G20 Hamburg protestoları için ''video desteği'' alıp, İtalya ve Fransa'da bile ev operasyonları yapan polis-yargı, Chemnitz'de suspus oldu. 

Alman siyaseti beylik laflar edip konuşadursun, arka kışlada beslenip büyütülen faşist hareket, katliamcı yüzünü bir kez daha gösterdi. Devlet yetkililerinin iddia ettiği gibi, devletten bağımsız mı? 

Asla!

Alman istihbaratının Nazi teşkilatları ile koordineli çalıştığını kanıtlayan binlerce belge mevcuttur. Bakan kim? İlgilenen kim?  Zamana yay, unuttur... Temel taktik budur. 

Resmi devlet doktrinine göre Almanya'da faşizm yok. ''Aşırı sağ'' var. O da ''aşırı sol''a karşı. Faşizmi kabul etmeyen bir devlet, en başta antifaşizmi gayrı meşru ilan etmek istiyor demektir. Boşuna denmiyor, Alman devletinin sembolü kartalın sağ gözü kördür diye.
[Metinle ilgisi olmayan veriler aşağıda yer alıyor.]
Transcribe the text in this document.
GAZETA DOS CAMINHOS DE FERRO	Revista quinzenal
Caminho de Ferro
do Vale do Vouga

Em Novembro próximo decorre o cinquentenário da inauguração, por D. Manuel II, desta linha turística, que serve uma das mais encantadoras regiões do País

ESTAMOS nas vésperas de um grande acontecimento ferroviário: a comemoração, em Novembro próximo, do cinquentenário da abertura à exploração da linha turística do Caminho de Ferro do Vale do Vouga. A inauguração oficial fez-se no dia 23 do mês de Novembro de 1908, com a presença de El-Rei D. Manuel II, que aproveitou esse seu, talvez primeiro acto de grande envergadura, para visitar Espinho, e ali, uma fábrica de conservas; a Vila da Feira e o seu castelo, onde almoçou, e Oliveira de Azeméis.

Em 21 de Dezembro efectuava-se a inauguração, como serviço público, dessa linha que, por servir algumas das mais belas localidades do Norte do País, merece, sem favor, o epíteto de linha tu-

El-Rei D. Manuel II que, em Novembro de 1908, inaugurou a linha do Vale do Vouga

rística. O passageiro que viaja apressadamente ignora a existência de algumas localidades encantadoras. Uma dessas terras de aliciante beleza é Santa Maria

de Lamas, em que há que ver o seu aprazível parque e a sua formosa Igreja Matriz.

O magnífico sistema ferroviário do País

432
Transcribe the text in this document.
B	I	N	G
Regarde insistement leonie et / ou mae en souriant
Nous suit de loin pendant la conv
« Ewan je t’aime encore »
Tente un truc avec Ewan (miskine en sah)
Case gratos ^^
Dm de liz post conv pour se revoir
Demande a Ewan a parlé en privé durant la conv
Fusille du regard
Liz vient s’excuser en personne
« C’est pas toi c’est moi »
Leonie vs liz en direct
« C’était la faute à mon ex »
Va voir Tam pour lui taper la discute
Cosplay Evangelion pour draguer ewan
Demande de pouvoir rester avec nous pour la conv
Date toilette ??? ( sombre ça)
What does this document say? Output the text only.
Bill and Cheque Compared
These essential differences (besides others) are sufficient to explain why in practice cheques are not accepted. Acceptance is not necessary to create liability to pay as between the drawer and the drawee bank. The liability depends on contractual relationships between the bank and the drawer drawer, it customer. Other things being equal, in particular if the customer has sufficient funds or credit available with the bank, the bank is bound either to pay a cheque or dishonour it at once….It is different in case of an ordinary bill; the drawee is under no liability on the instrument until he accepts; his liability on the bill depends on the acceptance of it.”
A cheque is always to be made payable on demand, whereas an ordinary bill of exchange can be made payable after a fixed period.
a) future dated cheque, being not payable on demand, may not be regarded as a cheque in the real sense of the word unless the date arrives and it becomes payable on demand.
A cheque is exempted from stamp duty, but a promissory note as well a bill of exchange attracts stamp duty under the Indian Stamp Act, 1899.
Chemnitz kenti, reel sosyalizmin karşıdevrim tarafından çözülmesi sonrasının Alman coğrafyasındaki en etkili cinayet şebekesi olarak tarihe geçen NSU'nun merkez üssü niteliği de taşıyor. Mundlos, Böhnhardt ve Tschäpe üçlüsünün Alman kontrgerilla labaratuvarlarında idman ettirilip, dolaşıma sokuldukları kenttir Chemnitz. 

Ölüm korkusunun kol gezdiği Chemnitz sokaklarındaki olaylar için ana akım medya asıl sorumluyu ilan etti bile: Chemnitz, Alman Demokratik Cumhuriyeti'nin bir kenti olduğu için ve ADC'de  ''özgürlükçü atmosfer olmadığı'' için bu durum, ''otoriter kişilik'' gelişimine yol açmışmış!

ALMANYA'DA ANTİFAŞİZMİ GAYRI MEŞRU İLAN EDEN, FAŞİZMİN OLMADIĞI TEZİ CHEMNİTZ'DE ÇÖKMÜŞTÜR

Başta Mölln ve Solingen olmak üzere pek çok batı Alman kentindeki göçmen kıyımları el çabukluğu ile unutturuluyor. ''Otoriter kişilik'' analizcilerinin tek kaygısı Almanya'nın ''dünyadaki imajı'' kaygısıdır. Bu kadar da olmaz ki! Kameraların ve polisin şefkatli bakışları önünde Hitler selamı verilmez ki!

ADC'nin batı tarafından yutulması ile başlayan antikomünist restorasyon süreci, karşıdevrim güçlerinin gemi azıya aldıklarının işaretleriyle doludur. Chemnitz'de kapitalist resmi devlet tezi çökmüştür. Faşizmi aşırı sağ diye meşrulaştırma makyajları akmış, Alman faşizminin çirkin yüzü bir kez daha açığa çıkmıştır. Yerleşik düzenin bütün sözde ''ciddi'' kurumlarının, Nazilerin işbirlikçisi ya da göz yumanı oldukları bir kez daha suçüstü yakalanmıştır.

Şimdi sıra antifaşist siyasetin hakiki meşruiyetindedir. Alman sonbaharı, düzenin pullarının bir bir döküldüğü günlere girmiştir. Almanya solu, savunmacı antifaşizm koyundan çıkıp, düzen değişikliği talebini dile getirme ödeviyle sorumlu olduğunu daha fazla öteleyemez. Geçiniz demokrasi palavralarını!

Alman Demokratik Cumhuriyeti'ni savunmayan, faşizmin ''aşırı sağ'' ambalajı içinde kitlelere yutturulmasının önüne geçemez.